出入口はほんのりと明るく、人影はない。だが――。
サイベのことを一度見てから、リンは駆けだした。
「あっちょっと!」
そんな驚きの声を背後に聞きながら、リンは部屋を飛び出した。目と耳に意識を集中させる。誰かがいても、見逃すつもりはなかった。

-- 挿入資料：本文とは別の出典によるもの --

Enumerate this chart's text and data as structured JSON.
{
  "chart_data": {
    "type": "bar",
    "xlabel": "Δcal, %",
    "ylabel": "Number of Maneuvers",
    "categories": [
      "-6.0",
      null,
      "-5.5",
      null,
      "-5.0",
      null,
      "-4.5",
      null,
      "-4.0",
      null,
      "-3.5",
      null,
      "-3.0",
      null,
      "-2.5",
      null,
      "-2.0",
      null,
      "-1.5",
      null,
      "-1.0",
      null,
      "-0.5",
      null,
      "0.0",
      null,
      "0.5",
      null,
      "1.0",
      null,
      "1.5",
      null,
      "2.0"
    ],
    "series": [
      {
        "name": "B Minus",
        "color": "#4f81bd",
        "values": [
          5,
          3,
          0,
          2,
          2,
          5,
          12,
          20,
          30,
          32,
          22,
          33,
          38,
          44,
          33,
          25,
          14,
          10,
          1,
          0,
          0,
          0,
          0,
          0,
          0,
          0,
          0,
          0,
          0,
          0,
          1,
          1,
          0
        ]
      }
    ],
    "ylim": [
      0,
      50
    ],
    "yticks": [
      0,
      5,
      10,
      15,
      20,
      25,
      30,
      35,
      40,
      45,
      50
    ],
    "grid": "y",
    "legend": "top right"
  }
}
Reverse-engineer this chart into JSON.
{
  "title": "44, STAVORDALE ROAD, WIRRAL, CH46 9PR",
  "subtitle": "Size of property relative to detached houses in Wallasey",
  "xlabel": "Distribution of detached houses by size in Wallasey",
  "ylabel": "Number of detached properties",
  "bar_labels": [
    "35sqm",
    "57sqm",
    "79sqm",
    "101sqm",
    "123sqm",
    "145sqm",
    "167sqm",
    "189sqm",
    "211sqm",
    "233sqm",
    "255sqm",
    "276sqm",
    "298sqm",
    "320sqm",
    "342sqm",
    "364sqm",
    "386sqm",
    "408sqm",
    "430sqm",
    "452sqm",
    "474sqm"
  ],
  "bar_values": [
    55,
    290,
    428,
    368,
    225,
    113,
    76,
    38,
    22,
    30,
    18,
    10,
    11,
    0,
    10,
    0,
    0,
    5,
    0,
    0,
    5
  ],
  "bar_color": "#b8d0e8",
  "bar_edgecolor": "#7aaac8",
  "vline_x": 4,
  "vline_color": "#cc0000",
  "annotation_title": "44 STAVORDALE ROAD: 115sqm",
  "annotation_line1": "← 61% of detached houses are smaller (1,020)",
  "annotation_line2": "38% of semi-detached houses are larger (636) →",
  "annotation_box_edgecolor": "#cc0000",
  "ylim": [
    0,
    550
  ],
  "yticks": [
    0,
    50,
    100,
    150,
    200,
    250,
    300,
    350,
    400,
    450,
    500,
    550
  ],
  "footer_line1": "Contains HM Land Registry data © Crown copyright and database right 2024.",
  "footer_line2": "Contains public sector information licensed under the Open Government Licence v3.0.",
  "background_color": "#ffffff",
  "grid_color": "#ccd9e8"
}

あえて、部屋の中央に陣取ったリンは、周囲へ向けて拳銃の銃口を向けるように、周囲を見渡す。だが、誰もいない。誰も反応を示さなかった。あの連中であれば、このような機会、喜んで姿を現わしそうなものなのに。
「別の人間が来ている――いや違う」
音は、外からやってきていた。それも遠くから。
銃を腰に収めたリンに、サイベが追い付く。
「いきなり走り出して、今度は何?」
「音がする」
「音?」
「ああ。外からそれも遠くからだ」
言いながら、リンは神殿の外へと出た。
外へと出れば、その音ははっきりと聞こえた。
爆発音にも似たくぐもった音が、断続的に聞こえてくる。音の方角は、自らつけた足跡が伸びる方。
キャットインの方。
不吉なほど真っ赤な空に、黒い波線が伸びている。一本二本三本……。
それが何を意味するのか、リンはすぐに理解した。
あの連中は、リンに復讐つもりなどなかった。リンの実力に恐れをなした。リンに対して抱いた敵意は間違いなくあっただろうが、それをリンにぶつけることはできなかったのだ。
振り上げた拳は、どこかへと振り下ろされなければならない。
下ろされた先にいたのは、キャットインの人々。
リンは走り始めた。今度こそ、背後のサイベなど気にしてはいられなかった。
彼らが虐げられる理由を作ってしまったのは、他でもない自分なのだから。